I am one of several co-authors of a new report released on January 24 in Miami by the National Conference on Citizenship and its Florida and Minnesota partners. According to Tale of Two Cities: Civic Heath in Miami and Minneapolis-St. Paul, Miami is the least civically engaged major city in the country, and Minneapolis-St. Paul is the most engaged metropolitan area.
In both communities (as elsewhere in the United States), people with more education and income tend to engage more in civic affairs. But individuals in Minneapolis-St. Paul who are in the lowest income group are more likely to volunteer, attend public meetings, work with neighbors, participate in politics outside of elections, and participate in associations than are people in the wealthiest tier in Miami. An individual with a high school education in Minneapolis-St. Paul is about as likely to be engaged as an individual with a college education in Miami.

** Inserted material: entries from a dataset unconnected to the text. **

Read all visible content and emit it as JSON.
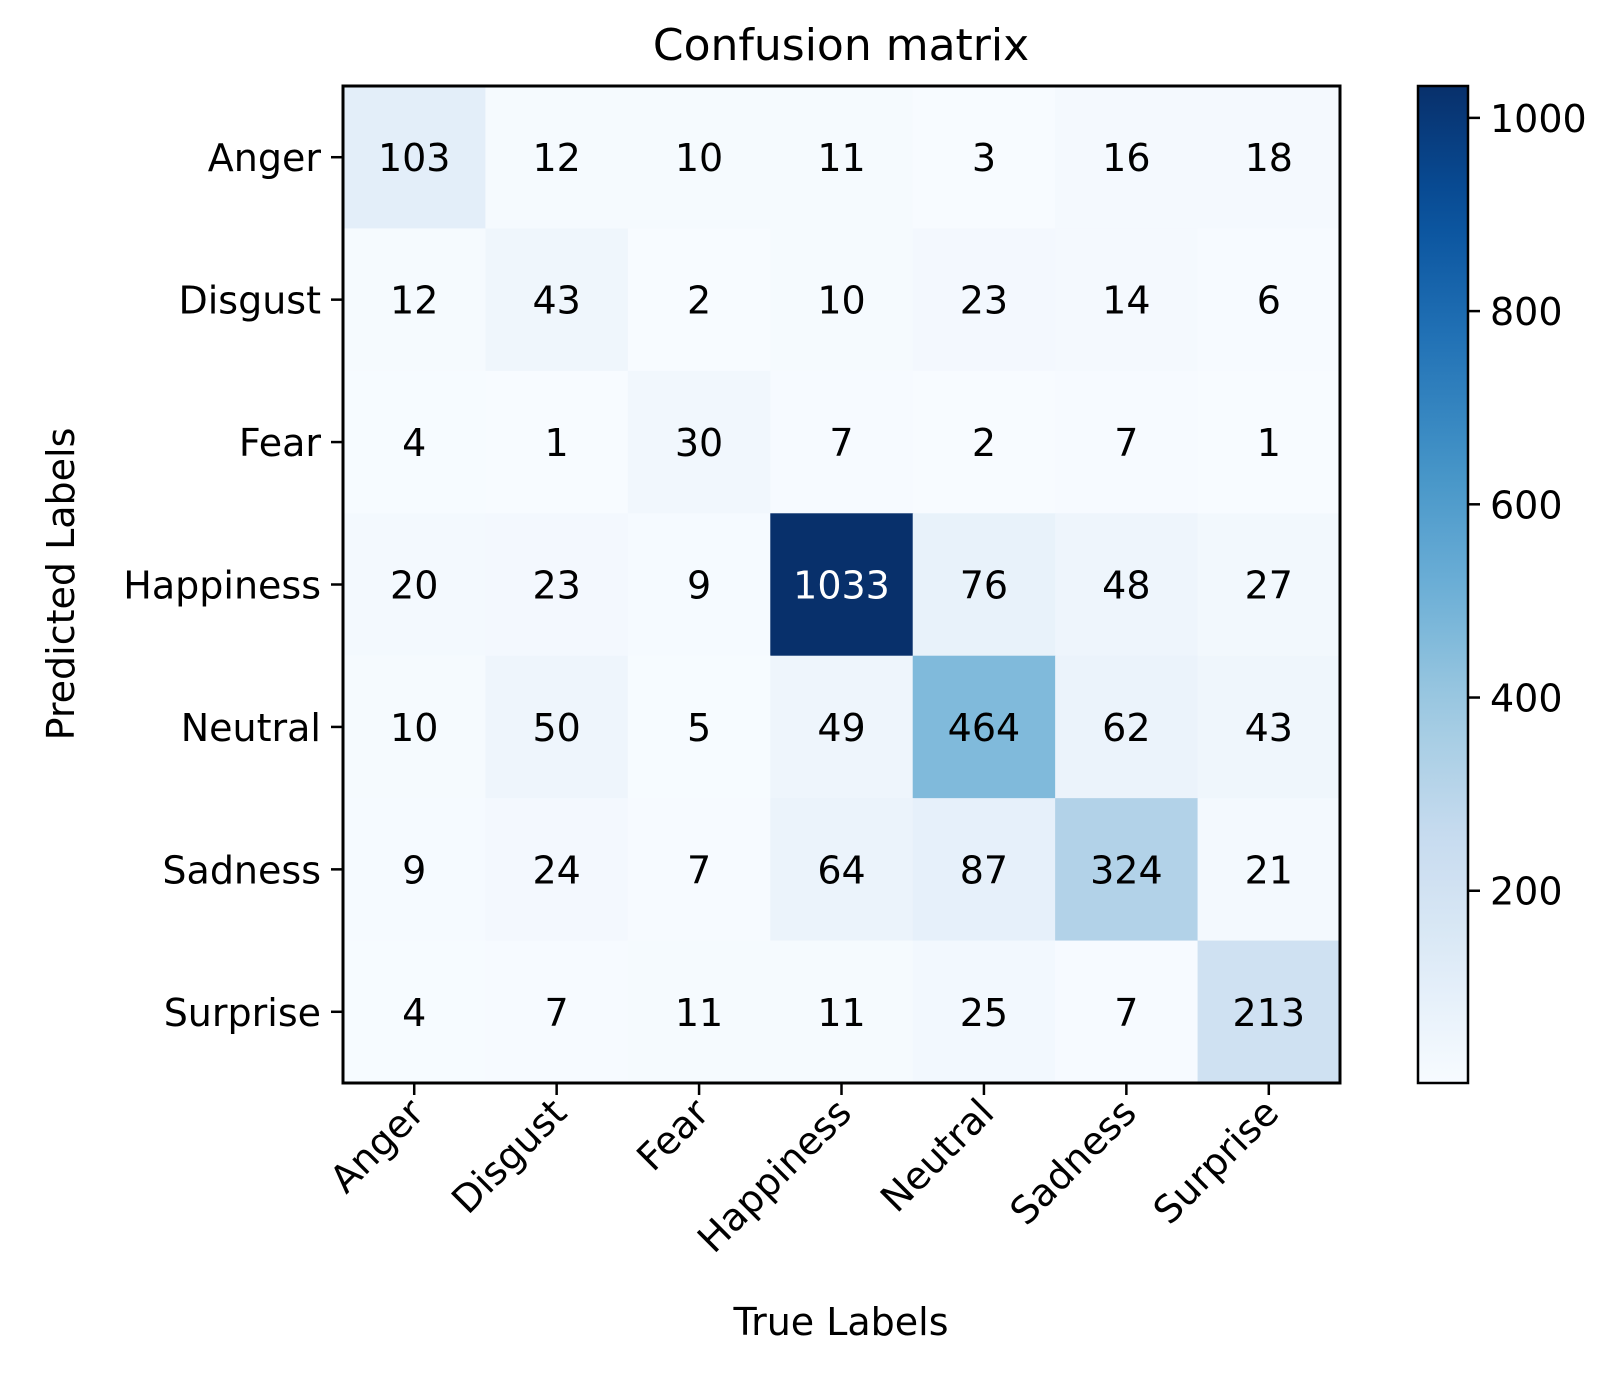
{
  "chart_data": {
    "type": "heatmap",
    "title": "Confusion matrix",
    "xlabel": "True Labels",
    "ylabel": "Predicted Labels",
    "x_categories": [
      "Anger",
      "Disgust",
      "Fear",
      "Happiness",
      "Neutral",
      "Sadness",
      "Surprise"
    ],
    "y_categories": [
      "Anger",
      "Disgust",
      "Fear",
      "Happiness",
      "Neutral",
      "Sadness",
      "Surprise"
    ],
    "values": [
      [
        103,
        12,
        10,
        11,
        3,
        16,
        18
      ],
      [
        12,
        43,
        2,
        10,
        23,
        14,
        6
      ],
      [
        4,
        1,
        30,
        7,
        2,
        7,
        1
      ],
      [
        20,
        23,
        9,
        1033,
        76,
        48,
        27
      ],
      [
        10,
        50,
        5,
        49,
        464,
        62,
        43
      ],
      [
        9,
        24,
        7,
        64,
        87,
        324,
        21
      ],
      [
        4,
        7,
        11,
        11,
        25,
        7,
        213
      ]
    ],
    "colormap": "Blues",
    "colorbar": {
      "range": [
        1,
        1033
      ],
      "ticks": [
        200,
        400,
        600,
        800,
        1000
      ]
    }
  }
}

The report finds that the civic culture of Minneapolis-St. Paul is oriented toward enlisting and empowering diverse people–paid employees as well as volunteers–in the common work of shaping the area’s future without abandoning their own cultural backgrounds and values. This culture of civic empowerment generates a widespread sense of optimism that people can shape their common future. Those norms are less evident in the Miami area, which appears to be more balkanized and less reliant on citizens to create a common future. Our colleague Harry Boyte provides a historical and interpretive portrait of civic culture in the Twin Cities that should inspire similar strategies everywhere.